EL TURISTA ACCIDENTAL


Ahora que empezaba a encontrarme mejor, me ataca un resfriado espeso, de humor negro. Es como si un guardia marroquí, con su bonete rojo de moro Muza, me hubiera dado una paliza tras obligarme a saltar la valla de Ceuta mediante una pértiga olímpica. Creo que me lo agencié la tarde del sábado, sentado a un velador de uno de esos aguaduchos de la orilla del río. En realidad, me he levantado de la cama –esa compleja ciudad, como la llamó el maestro Ruano-- sólo para escribir estas líneas. Naturalmente, me he puesto la bata de invierno, tres pares de calcetines y las zapatillas de paño, como las de don Pío. Bueno, en realidad me ha faltado la boina para llegar a su altura. Cuando me he mirado al espejo, he creído ver a uno de esos histriones ancianos del teatro de Benavente. Así que tengo ahora convertida la cama en territorio conquistado, incluso estoy por redactar el estatuto correspondiente. En el primer artículo dejaré bien claro que mi cama es una nación. Una nación de naciones dentro del Imperio español. Porque España no es otra cosa que un Imperio frío de camas calientes o, posiblemente, todo lo contrario. Habría que preguntárselo, claro está, al inefable Javier Sardá, que ahora disfruta merecidamente del dinero que le han dado a ganar sus putas y maricones de baratillo. Desde luego, mi cama, como es natural, está helada por la tiritera actual de la fiebre. Además, estoy releyendo un librito de Azorín, Confesiones de un pequeño filósofo, y a mí Azorín siempre me pareció un escritor algo diminuto de frase, desapasionado, como de sangre fría. Sin embargo, me entretienen los capítulos sobre el internado de Yecla, que me hacen recordar mis terribles años escolares de Madrid.

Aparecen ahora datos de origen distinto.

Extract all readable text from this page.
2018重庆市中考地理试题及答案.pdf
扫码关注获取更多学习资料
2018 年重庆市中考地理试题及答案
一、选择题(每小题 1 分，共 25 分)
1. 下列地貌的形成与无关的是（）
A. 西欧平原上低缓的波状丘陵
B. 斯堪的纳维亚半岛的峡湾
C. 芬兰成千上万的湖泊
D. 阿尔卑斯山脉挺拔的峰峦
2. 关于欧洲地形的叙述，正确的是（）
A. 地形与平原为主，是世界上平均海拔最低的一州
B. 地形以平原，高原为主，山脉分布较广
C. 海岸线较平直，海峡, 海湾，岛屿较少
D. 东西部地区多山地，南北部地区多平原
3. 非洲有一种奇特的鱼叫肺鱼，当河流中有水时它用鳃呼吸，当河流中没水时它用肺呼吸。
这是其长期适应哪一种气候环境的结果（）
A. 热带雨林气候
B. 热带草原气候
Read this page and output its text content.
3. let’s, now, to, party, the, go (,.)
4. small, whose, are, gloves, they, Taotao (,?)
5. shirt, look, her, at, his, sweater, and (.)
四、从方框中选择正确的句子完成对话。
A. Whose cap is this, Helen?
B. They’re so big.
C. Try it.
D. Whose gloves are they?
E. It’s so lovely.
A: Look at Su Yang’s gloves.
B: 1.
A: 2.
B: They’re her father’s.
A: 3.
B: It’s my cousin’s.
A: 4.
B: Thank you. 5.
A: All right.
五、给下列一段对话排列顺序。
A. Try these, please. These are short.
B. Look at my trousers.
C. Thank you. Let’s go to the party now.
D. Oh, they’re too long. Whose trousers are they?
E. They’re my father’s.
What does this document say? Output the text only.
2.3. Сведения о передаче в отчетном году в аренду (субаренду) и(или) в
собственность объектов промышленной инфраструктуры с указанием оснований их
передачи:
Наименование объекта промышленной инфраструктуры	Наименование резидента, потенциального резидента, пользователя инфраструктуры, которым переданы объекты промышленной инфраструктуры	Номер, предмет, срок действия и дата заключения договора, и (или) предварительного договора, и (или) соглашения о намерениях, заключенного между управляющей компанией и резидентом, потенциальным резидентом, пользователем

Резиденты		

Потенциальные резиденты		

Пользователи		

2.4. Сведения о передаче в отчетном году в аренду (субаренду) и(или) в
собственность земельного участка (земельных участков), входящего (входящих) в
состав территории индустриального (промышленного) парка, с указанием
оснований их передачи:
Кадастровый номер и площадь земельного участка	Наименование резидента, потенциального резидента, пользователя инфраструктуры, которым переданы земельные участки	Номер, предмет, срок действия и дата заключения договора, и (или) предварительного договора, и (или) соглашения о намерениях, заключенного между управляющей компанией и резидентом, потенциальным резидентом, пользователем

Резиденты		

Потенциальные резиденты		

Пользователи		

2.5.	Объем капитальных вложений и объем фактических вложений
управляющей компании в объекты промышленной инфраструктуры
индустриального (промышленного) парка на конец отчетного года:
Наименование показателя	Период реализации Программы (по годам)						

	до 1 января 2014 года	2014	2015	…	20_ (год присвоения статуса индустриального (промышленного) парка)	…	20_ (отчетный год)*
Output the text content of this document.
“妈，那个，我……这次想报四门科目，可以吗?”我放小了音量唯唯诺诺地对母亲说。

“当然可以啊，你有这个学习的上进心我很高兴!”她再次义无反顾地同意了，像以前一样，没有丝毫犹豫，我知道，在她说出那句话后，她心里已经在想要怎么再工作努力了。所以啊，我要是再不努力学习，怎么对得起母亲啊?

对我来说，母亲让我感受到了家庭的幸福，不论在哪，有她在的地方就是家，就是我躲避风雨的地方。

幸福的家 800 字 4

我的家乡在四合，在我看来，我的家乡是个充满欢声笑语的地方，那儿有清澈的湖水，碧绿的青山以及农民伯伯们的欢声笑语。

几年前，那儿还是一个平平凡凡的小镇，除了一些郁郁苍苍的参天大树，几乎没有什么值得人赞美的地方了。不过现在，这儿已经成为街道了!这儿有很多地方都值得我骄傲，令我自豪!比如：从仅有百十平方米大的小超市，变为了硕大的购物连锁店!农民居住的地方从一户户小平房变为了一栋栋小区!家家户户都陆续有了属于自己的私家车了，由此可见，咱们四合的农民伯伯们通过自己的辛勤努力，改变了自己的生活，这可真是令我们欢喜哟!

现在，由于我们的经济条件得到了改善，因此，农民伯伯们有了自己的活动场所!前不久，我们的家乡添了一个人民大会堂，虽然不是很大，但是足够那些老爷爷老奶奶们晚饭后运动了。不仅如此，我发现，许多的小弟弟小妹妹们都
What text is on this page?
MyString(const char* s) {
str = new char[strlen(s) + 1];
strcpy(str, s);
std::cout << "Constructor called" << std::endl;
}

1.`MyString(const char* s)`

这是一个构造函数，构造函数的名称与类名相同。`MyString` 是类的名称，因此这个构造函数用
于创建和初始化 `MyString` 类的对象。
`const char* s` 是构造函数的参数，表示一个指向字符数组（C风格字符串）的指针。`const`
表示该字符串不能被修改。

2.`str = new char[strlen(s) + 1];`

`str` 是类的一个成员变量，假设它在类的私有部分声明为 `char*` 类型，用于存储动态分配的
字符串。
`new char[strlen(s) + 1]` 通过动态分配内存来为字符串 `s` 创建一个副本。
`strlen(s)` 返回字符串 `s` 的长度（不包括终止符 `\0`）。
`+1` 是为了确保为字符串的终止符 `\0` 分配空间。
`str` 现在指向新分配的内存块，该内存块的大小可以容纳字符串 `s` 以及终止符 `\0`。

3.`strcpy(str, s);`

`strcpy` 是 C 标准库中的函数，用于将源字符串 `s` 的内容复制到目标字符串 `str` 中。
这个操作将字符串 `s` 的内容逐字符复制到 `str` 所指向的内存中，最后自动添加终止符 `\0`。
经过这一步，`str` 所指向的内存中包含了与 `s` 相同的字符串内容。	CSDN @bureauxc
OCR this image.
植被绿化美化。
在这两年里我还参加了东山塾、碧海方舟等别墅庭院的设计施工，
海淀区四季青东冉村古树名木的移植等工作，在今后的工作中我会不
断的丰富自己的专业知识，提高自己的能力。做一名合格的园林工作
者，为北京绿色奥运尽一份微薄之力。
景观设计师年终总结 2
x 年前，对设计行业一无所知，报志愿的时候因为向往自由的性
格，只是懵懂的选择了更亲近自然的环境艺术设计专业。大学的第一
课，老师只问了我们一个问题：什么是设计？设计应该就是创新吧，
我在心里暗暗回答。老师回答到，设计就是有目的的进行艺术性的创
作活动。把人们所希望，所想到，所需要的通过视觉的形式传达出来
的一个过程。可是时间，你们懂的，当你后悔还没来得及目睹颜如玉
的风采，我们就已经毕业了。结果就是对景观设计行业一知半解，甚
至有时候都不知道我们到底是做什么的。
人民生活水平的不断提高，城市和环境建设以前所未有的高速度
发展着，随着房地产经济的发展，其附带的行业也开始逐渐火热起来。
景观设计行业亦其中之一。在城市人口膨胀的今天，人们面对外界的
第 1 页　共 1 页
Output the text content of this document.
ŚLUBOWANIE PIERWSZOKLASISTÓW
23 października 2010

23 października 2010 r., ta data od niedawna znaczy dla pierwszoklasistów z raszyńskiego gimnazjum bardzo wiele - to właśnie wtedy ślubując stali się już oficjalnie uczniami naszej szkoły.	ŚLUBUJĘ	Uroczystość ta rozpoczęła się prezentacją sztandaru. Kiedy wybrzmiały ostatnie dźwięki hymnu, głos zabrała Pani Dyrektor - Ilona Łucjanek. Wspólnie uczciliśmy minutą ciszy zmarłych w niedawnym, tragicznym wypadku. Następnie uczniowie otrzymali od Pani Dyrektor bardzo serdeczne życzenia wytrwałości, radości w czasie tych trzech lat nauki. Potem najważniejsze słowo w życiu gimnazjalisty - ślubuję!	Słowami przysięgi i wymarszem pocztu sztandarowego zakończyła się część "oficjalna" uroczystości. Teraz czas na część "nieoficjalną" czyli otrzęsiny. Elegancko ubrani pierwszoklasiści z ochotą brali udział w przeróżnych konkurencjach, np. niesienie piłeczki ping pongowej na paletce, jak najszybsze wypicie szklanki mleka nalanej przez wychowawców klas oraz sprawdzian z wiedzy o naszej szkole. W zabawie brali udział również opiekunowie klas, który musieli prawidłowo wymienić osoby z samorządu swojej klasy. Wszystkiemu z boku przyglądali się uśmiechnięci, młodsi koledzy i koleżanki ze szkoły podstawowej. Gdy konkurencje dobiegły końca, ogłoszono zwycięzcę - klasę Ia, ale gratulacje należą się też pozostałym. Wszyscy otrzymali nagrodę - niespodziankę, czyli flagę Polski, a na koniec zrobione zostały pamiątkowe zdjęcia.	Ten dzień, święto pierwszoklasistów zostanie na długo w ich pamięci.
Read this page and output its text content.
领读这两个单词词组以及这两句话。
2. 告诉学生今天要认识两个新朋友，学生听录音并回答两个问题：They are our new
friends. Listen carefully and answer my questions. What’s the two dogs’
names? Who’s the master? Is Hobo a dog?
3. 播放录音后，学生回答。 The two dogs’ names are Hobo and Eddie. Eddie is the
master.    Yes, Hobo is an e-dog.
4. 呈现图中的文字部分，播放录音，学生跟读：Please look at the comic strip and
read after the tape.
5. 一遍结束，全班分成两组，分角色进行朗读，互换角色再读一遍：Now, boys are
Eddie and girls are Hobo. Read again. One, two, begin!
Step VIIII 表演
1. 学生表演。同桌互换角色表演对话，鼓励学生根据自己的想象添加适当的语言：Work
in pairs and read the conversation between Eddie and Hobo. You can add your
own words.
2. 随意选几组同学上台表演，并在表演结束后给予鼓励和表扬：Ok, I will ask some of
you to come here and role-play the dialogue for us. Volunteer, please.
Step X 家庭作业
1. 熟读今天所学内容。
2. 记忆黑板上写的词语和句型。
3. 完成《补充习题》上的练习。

Después de comer, veo por la televisión una magnífica película, El turista accidental, de Lawrence Kasdan, un magnífico director americano que empezó como guionista de Hollywood. La historia trata, como ustedes ya saben, de un tipo que escribe guías para viajeros profesionales. Les aconseja qué ropa y objetos han de llevar en la maleta, qué otros deben evitar, cómo deben comportarse en los aviones, qué hoteles y restaurantes han de elegir en cada ciudad, qué burdeles son los más sofisticados. Sin embargo, en su vida personal, nuestro amigo es todo un tratado de dudas, fobias, manías y temores. Se siente perdido como un niño en el bosque de Pulgarcito. Ni siquiera sabe distinguir, cuando la tiene delante, a la mujer de sus sueños. Así es. Podemos escribir una guía para viajar por el mundo, pero no para vivir la vida con probabilidades de éxito. Porque todos quisiéramos llevar siempre consigo una guía práctica que nos señalara los sentimientos correctos en cada uno de los acontecimientos que vivimos, las palabras que deberían salir de nuestros labios, la conducta moral a seguir en cada momento y, por supuesto, que nos explicara por añadidura la misteriosa esencia de los hechos.
Sin embargo, ningún habitante de este planeta es dueño de una guía mágica semejante. A decir verdad, estamos a expensas de nuestros instintos de especie, de nuestros impulsos inconscientes y, sobre todo, de nuestras ambiciones más groseras. Pero, especialmente, los españoles, en este momento de nuestra historia, el peor sin duda desde la muerte de Franco, nos sentimos perplejos ante el resentimiento de un partido político que se ha propuesto liquidar España como si fuera material de derribo. Uno se asemeja, por tanto, a un turista accidental que ha perdido la brújula, el equipaje y hasta el sentido de la orientación. Se avecinan tiempos revueltos, amigos míos, y no disponemos de un libro de instrucciones que nos aconseje al respecto. Lo mejor será, digo yo, que ante el asedio nos hagamos fuertes en la cama, como enfermos griposos y crónicos, hasta que estos sans-culottes nos lleven a la checa correspondiente. Tarde o temprano nos darán el paseo.